Emily Lindblom

Emily Lindblom is the new editor of the Coast River Business Journal.

Emily Lindblom landed a job in March as a page designer with EO Media, owner of The Astorian, and relocated from Portland. Within a few weeks, she had lost her job to the coronavirus pandemic along with millions of other Americans.

Lindblom stuck it out, though, came back part-time and was recently named the new editor of EO Media’s monthly Coast River Business Journal, a position into which she hopes to parlay her multimedia journalism experience to create a more forward-thinking business monthly.

Lindblom will assign and produce, pitch and edit news stories, design pages and organize marketing events. She reports to Matt Winters, publisher of the business journal and the editor of EO Media’s Pacific County, Washington, newspaper, The Chinook Observer.

“It seems like the new direction for it is to be sharper and newsier and have more dynamic entry points, like data and charts, and breakout boxes, while keeping the business aspect of it,” she said of the business journal.

A Missouri native, Lindblom grew up in Lake Oswego wanting to be a writer.
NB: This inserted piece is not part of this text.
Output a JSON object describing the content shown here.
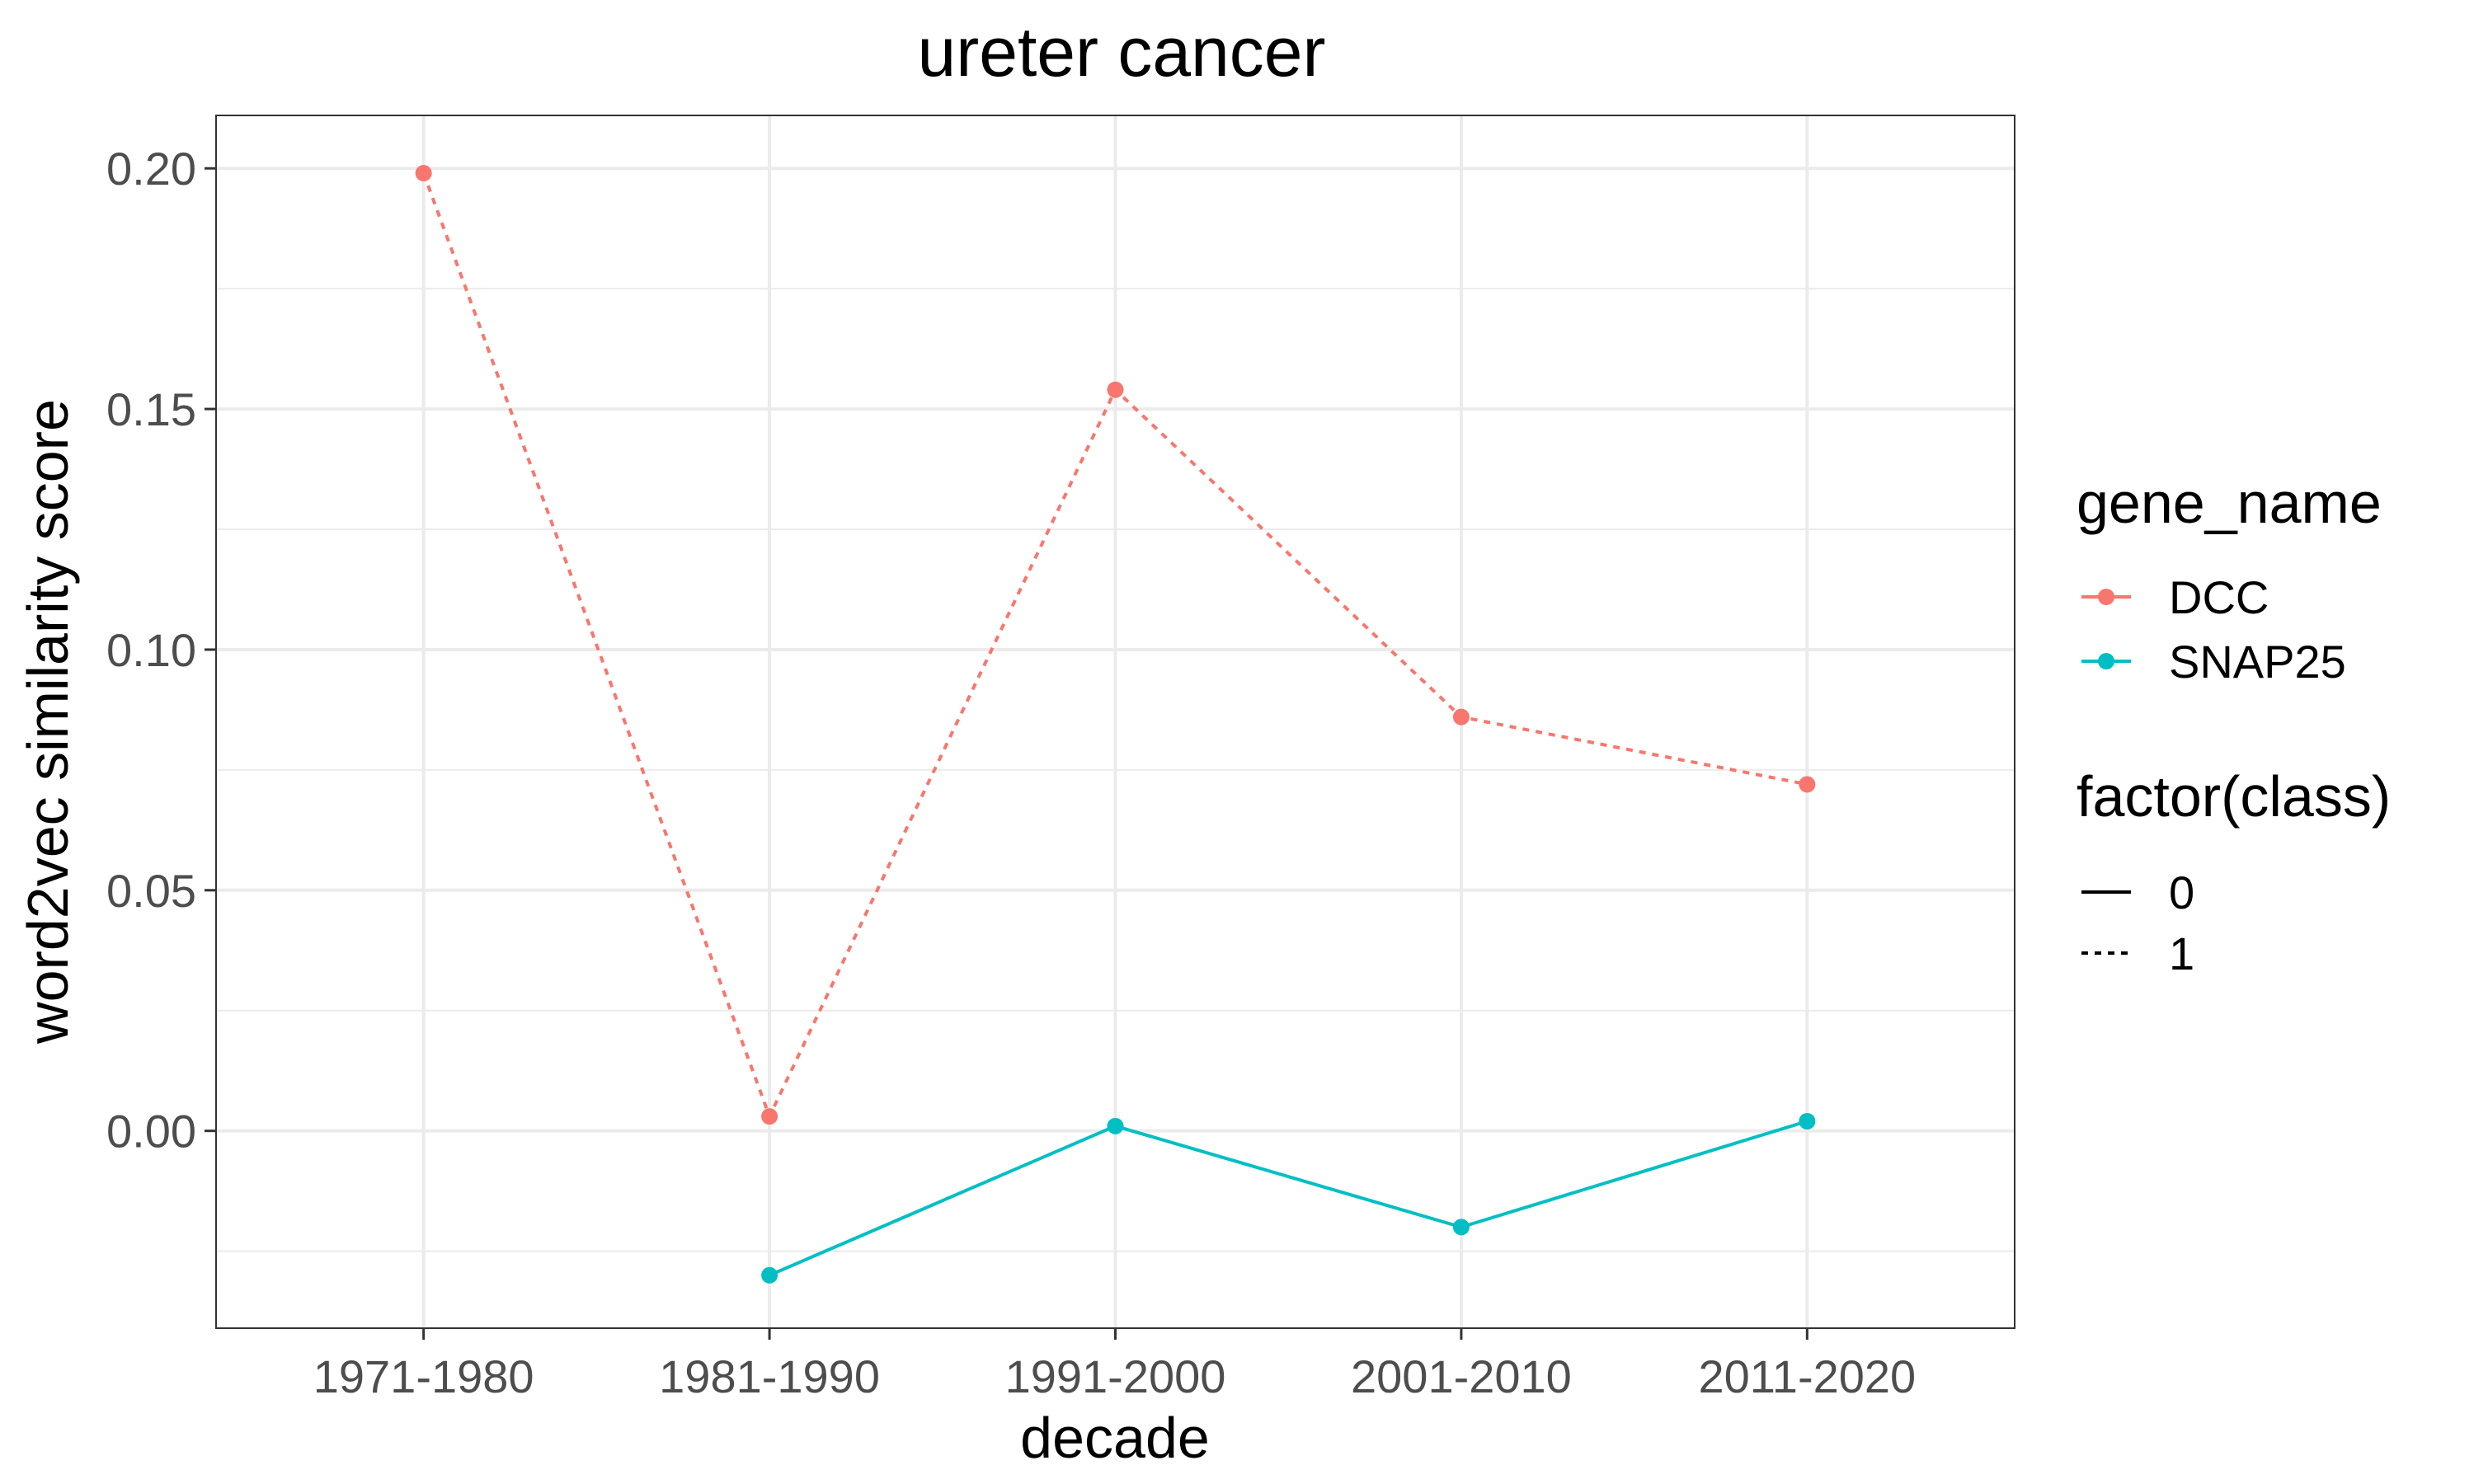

While attending Willamette University in Salem, she saw a job listing for interns at her hometown newspaper, the Lake Oswego Review, and took a chance for a summer job.

“I ended up loving it,” she said. “I just found I really enjoyed interviewing people, learning about the community and sharing people’s stories.”

Lindblom earned a bachelor’s degree in creative writing from Willamette, taking all the possible journalism classes and writing for the student newspaper, The Willamette Collegian. She was accepted to the Charles Snowden Program for Excellence in Journalism, spending a summer at the News-Register in McMinnville.

After graduation, Lindblom spent her first 2 1/2 years in her first full-time job as the business, natural resources and outdoors reporter at The News-Review in Roseburg. The experience opened her eyes to rural Oregon, she said, with the interests of loggers, landowners and environmentalists all intertwining in the forests.

“I thought it was fun to connect all three together, because they’re so intertwined out there — also here, as well,” she said. “Business, outdoor recreation and the environment are such big parts of rural Oregon, and so I really grew passionate about those topics.”

After The News-Review, Lindblom moved to Portland and earned a master’s degree in multimedia journalism from the University of Oregon. As a communications assistant there, she produced videos, photography and written stories, while marketing and rebuilding a website for the university’s Portland campus.

Late last year, Lindblom began remotely writing stories for The Astorian. She had long wanted to move to the North Coast, where her family has had a beach house in Gearhart for generations.

She and her husband, Joseph Lindblom-Masuwale, a commercial truck driver, recently bought a house in Warrenton. In her off time, Lindblom has mostly been exploring the outdoors and nearby businesses on Main Avenue, cautious about the coronavirus.

“I’m excited for when COVID is over, so I can explore more of the indoor places too, including restaurants,” she said. “But right now, I've been doing a lot of hiking and seeing what’s out here.”

Lindblom continues designing pages for The Seaside Signal and Coast Weekend, two of EO Media’s coastal papers. She has also produced videos for The Astorian, such as a piece about how humans and elk coexist in the Clatsop Plains. This month is her first at the helm of the business journal.